Wednesday, August 16, 2017

Birthday: "Some people never go crazy. What truly horrible lives they must lead."

Charles Bukowski's 97th birthday is today.


Here's how The Writer's Almanac remembered him:

Today is the birthday of the writer that The Washington Post called "the poet laureate of sour alleys and dark bars, of racetracks and long shots": Charles Bukowski, born in Andernach, Germany (1920). He wrote more than 45 books of poetry and prose, including It Catches My Heart in Its Hands (1963), Notes of a Dirty Old Man (1969), Post Office (1971), Love Is a Dog from Hell (1977), Ham on Rye (1982), and The Last Night of the Earth Poems (1992).

His American father had been stationed in Germany during World War I, and Bukowski was the product of the man's affair with a German girl, whom he later married. The family moved to Los Angeles when Charles was a toddler, and that's where he grew up. He was picked on for his small size and his German accent, and when he was a teenager, he had such bad acne that it left permanent scars. His father had a violent temper and used to beat him. Bukowski was 13 when a friend gave him his first drink, and he, Bukowski, said, "This is going to help me for a very long time." He studied journalism in college for a couple of years, but then dropped out when World War II started, and he moved to New York to become a writer.

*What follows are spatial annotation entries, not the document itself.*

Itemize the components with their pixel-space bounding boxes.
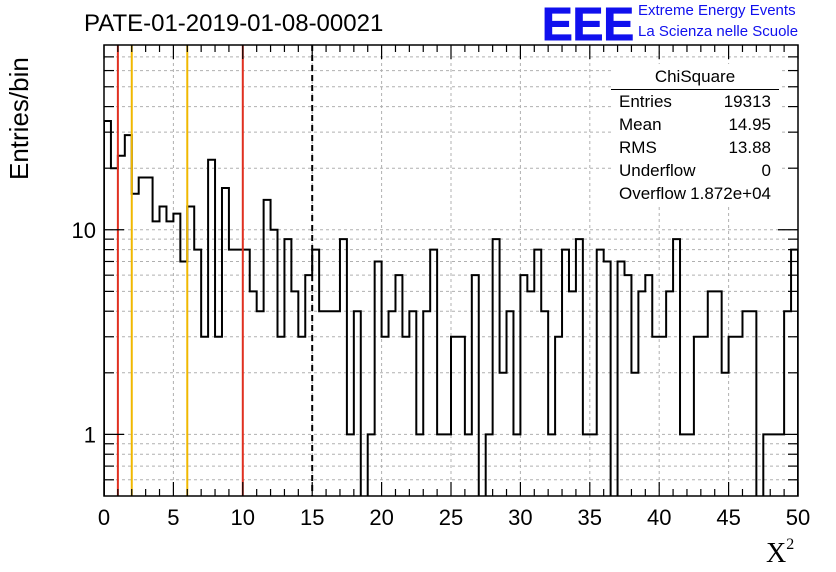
stats-label: Entries bbox=[619, 92, 672, 111]
stats-label: RMS bbox=[619, 138, 657, 157]
stats-row-entries: Entries 19313 bbox=[611, 90, 779, 113]
x-tick-label: 0 bbox=[98, 505, 110, 530]
axis-ticks bbox=[103, 45, 799, 496]
stats-row-underflow: Underflow 0 bbox=[611, 159, 779, 182]
stats-value: 1.872e+04 bbox=[690, 184, 771, 203]
stats-title: ChiSquare bbox=[611, 64, 779, 90]
logo-caption-2: La Scienza nelle Scuole bbox=[638, 23, 799, 40]
eee-logo: EEE bbox=[542, 0, 634, 44]
stats-box: ChiSquare Entries 19313 Mean 14.95 RMS 1… bbox=[611, 64, 779, 205]
stats-label: Overflow bbox=[619, 184, 687, 203]
x-tick-label: 10 bbox=[231, 505, 255, 530]
x-tick-label: 25 bbox=[439, 505, 463, 530]
logo-caption-1: Extreme Energy Events bbox=[638, 2, 796, 19]
axis-tick-labels: 0 5 10 15 20 25 30 35 40 45 50 1 10 bbox=[72, 218, 811, 530]
chart-title: PATE-01-2019-01-08-00021 bbox=[84, 10, 384, 37]
stats-row-mean: Mean 14.95 bbox=[611, 113, 779, 136]
x-tick-label: 35 bbox=[578, 505, 602, 530]
stats-label: Underflow bbox=[619, 161, 696, 180]
stats-value: 19313 bbox=[723, 92, 771, 111]
histogram-line bbox=[104, 120, 798, 496]
x-tick-label: 20 bbox=[369, 505, 393, 530]
y-tick-label: 1 bbox=[84, 422, 96, 447]
x-tick-label: 40 bbox=[647, 505, 671, 530]
marker-lines bbox=[116, 45, 314, 496]
y-tick-label: 10 bbox=[72, 218, 96, 243]
y-axis-label: Entries/bin bbox=[4, 57, 34, 180]
x-tick-label: 5 bbox=[167, 505, 179, 530]
stats-label: Mean bbox=[619, 115, 662, 134]
stats-value: 13.88 bbox=[728, 138, 771, 157]
stats-row-rms: RMS 13.88 bbox=[611, 136, 779, 159]
x-tick-label: 45 bbox=[716, 505, 740, 530]
stats-value: 14.95 bbox=[728, 115, 771, 134]
x-tick-label: 15 bbox=[300, 505, 324, 530]
stats-value: 0 bbox=[761, 161, 771, 180]
svg-text:EEE: EEE bbox=[542, 0, 634, 44]
x-tick-label: 50 bbox=[786, 505, 810, 530]
x-tick-label: 30 bbox=[508, 505, 532, 530]
histogram-series bbox=[104, 120, 798, 496]
stats-row-overflow: Overflow 1.872e+04 bbox=[611, 182, 779, 205]
x-axis-label: X2 bbox=[766, 536, 795, 569]
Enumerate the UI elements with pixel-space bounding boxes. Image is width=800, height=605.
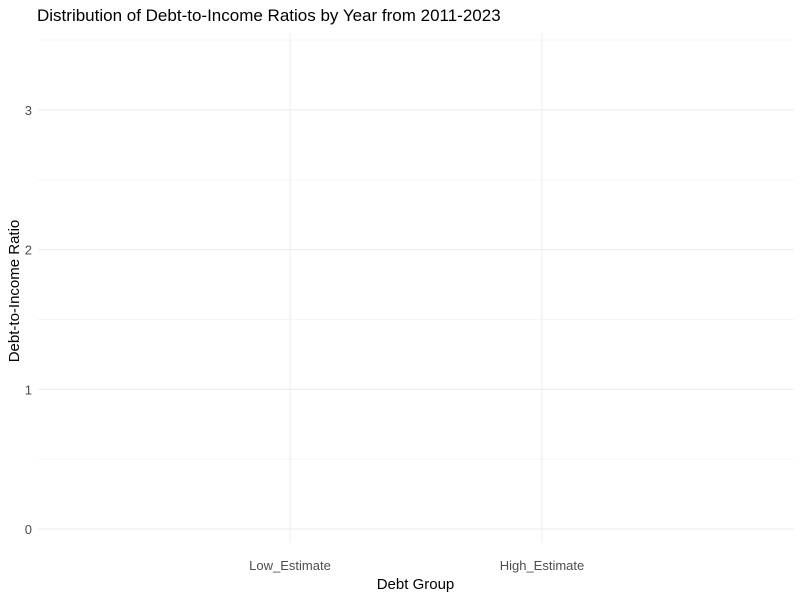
x-tick-label: Low_Estimate <box>249 558 331 573</box>
chart-title: Distribution of Debt-to-Income Ratios by… <box>37 6 501 25</box>
grid <box>38 33 794 543</box>
x-axis-title: Debt Group <box>377 576 455 593</box>
x-axis-ticks: Low_Estimate High_Estimate <box>249 558 584 573</box>
y-tick-label: 1 <box>25 382 32 397</box>
y-tick-label: 0 <box>25 522 32 537</box>
x-tick-label: High_Estimate <box>500 558 585 573</box>
y-tick-label: 2 <box>25 243 32 258</box>
y-axis-ticks: 0 1 2 3 <box>25 103 32 537</box>
y-axis-title: Debt-to-Income Ratio <box>6 220 23 363</box>
y-tick-label: 3 <box>25 103 32 118</box>
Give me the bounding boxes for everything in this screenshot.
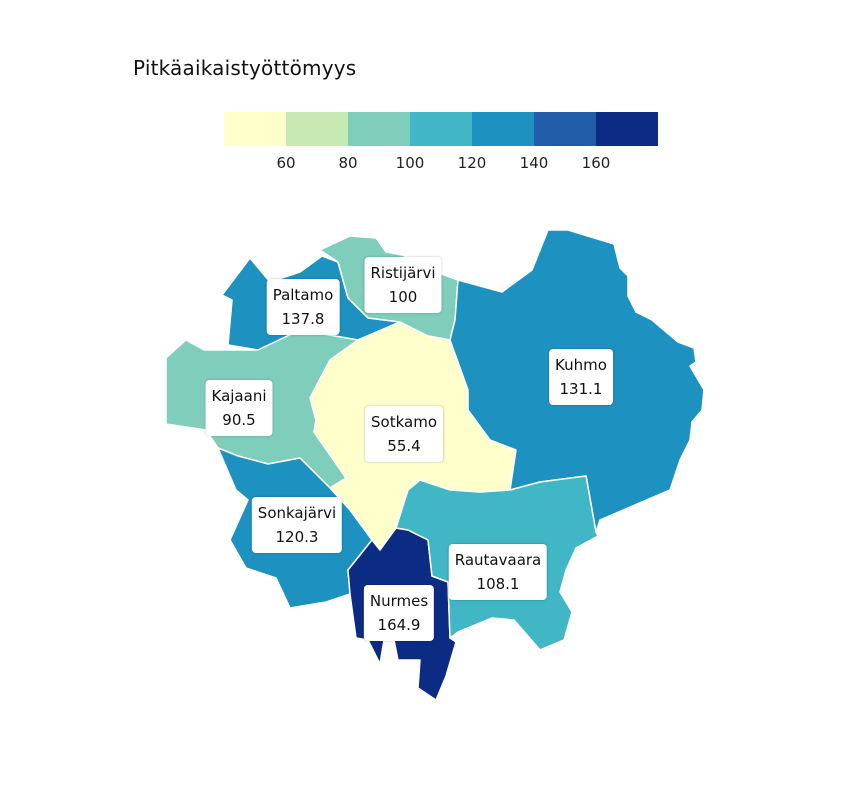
legend-tick: 140 [519, 154, 549, 172]
region-label-kuhmo: Kuhmo 131.1 [549, 349, 613, 405]
region-value: 137.8 [281, 310, 325, 328]
region-value: 55.4 [387, 437, 421, 455]
legend-bin [410, 112, 472, 146]
region-label-ristijarvi: Ristijärvi 100 [364, 257, 442, 313]
region-label-kajaani: Kajaani 90.5 [205, 380, 273, 436]
region-value: 120.3 [275, 528, 319, 546]
region-name: Ristijärvi [370, 264, 436, 282]
region-name: Sotkamo [371, 413, 437, 431]
region-name: Sonkajärvi [257, 504, 337, 522]
legend-bin [286, 112, 348, 146]
legend-tick: 100 [395, 154, 425, 172]
region-value: 108.1 [476, 575, 520, 593]
region-name: Nurmes [369, 592, 429, 610]
region-value: 131.1 [559, 380, 603, 398]
region-label-nurmes: Rautavaara 108.1 [448, 544, 548, 600]
legend-bin [348, 112, 410, 146]
region-label-rautavaara: Nurmes 164.9 [363, 585, 435, 641]
region-label-sonkajarvi: Sonkajärvi 120.3 [251, 497, 343, 553]
legend-tick: 80 [338, 154, 358, 172]
legend-ticks: 60 80 100 120 140 160 [224, 146, 658, 172]
map-title: Pitkäaikaistyöttömyys [133, 56, 357, 80]
legend-bin [224, 112, 286, 146]
region-value: 164.9 [377, 616, 421, 634]
region-label-sotkamo: Sotkamo 55.4 [365, 406, 443, 462]
region-name: Kuhmo [555, 356, 607, 374]
legend-tick: 160 [581, 154, 611, 172]
legend-bin [472, 112, 534, 146]
legend-bin [534, 112, 596, 146]
legend-color-bins [224, 112, 658, 146]
region-name: Kajaani [211, 387, 267, 405]
region-name: Paltamo [272, 286, 334, 304]
legend-tick: 60 [276, 154, 296, 172]
legend-tick: 120 [457, 154, 487, 172]
color-legend: 60 80 100 120 140 160 [224, 112, 658, 172]
region-value: 100 [388, 288, 418, 306]
legend-bin [596, 112, 658, 146]
region-label-paltamo: Paltamo 137.8 [266, 279, 340, 335]
region-value: 90.5 [222, 411, 256, 429]
region-name: Rautavaara [454, 551, 542, 569]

He published his first story when he was 24; the story was called "Aftermath of a Lengthy Rejection Slip." The rejection slip in the story reads, "Dear Mr. Bukowski: Again, this is a conglomeration of extremely good stuff and other stuff so full of idolized prostitutes, morning-after vomiting scenes, misanthropy, praise for suicide etc. that it is not quite for a magazine of any circulation at all. This is, however, pretty much a saga of a certain type of person and in it I think you've done an honest job. Possibly we will print you sometime, but I don't know exactly when. That depends on you." Bukowski would later estimate that his work was 93 percent autobiographical.



He published one more story after that but then received rejection after rejection, and he gave up writing for 10 years. He drank his way from New York to L.A., and wound up in a hospital, half dead from a bleeding ulcer. The doctor told him, "If you have another drink, it will kill you." Bukowski kept drinking, and he worked a series of odd jobs — at a pickle factory, a dog biscuit factory, a slaughterhouse, and at the post office — and then, when he was 35, he started writing poetry. His first collection was called Flower, Fist, and Bestial Wail (1959). Ten years later, when he was 49, Bukowski accepted a job offer from John Martin, the publisher of Black Sparrow Press. Martin idolized Bukowski, and had started Black Sparrow with the sole aim of publishing his work. Martin was sure he was the next Walt Whitman, and he offered him $100 a month to quit his job and write. "I have one of two choices — stay in the post office and go crazy ... or stay out here and play at writer and starve," Bukowski wrote in a letter. "I have decided to starve." In return for Martin's faith and support, Bukowski published almost all of his major work through Black Sparrow from then on.

Bukowski summed up his philosophy in a letter he wrote in 1963: "Somebody [...] asked me: 'What do you do? How do you write, create?' You don't, I told them. You don't try. That's very important: 'not' to try, either for Cadillacs, creation or immortality. You wait, and if nothing happens, you wait some more. It's like a bug high on the wall. You wait for it to come to you. When it gets close enough you reach out, slap out and kill it. Or if you like its looks you make a pet out of it."

Bukowski died in 1994. Here are some things he said:

"Barbet Schroeder [who directed a loose biopic of Bukowski, called Barfly] wants a plot and an evolvement of character. Sh-t, my characters seldom evolve, they are too f-cked up. They can't even type."

"Critics: They smell life and they cannot stand it."

"DH Lawrence was solid all the way through but Henry Miller was more modern, less artsy, until he got into his Star-Trek babbling . . . with William Faulkner, the public has swallowed him with one big gulp - but a lot of Faulkner's pure sh-t, but it's clever sh-t, cleverly dressed."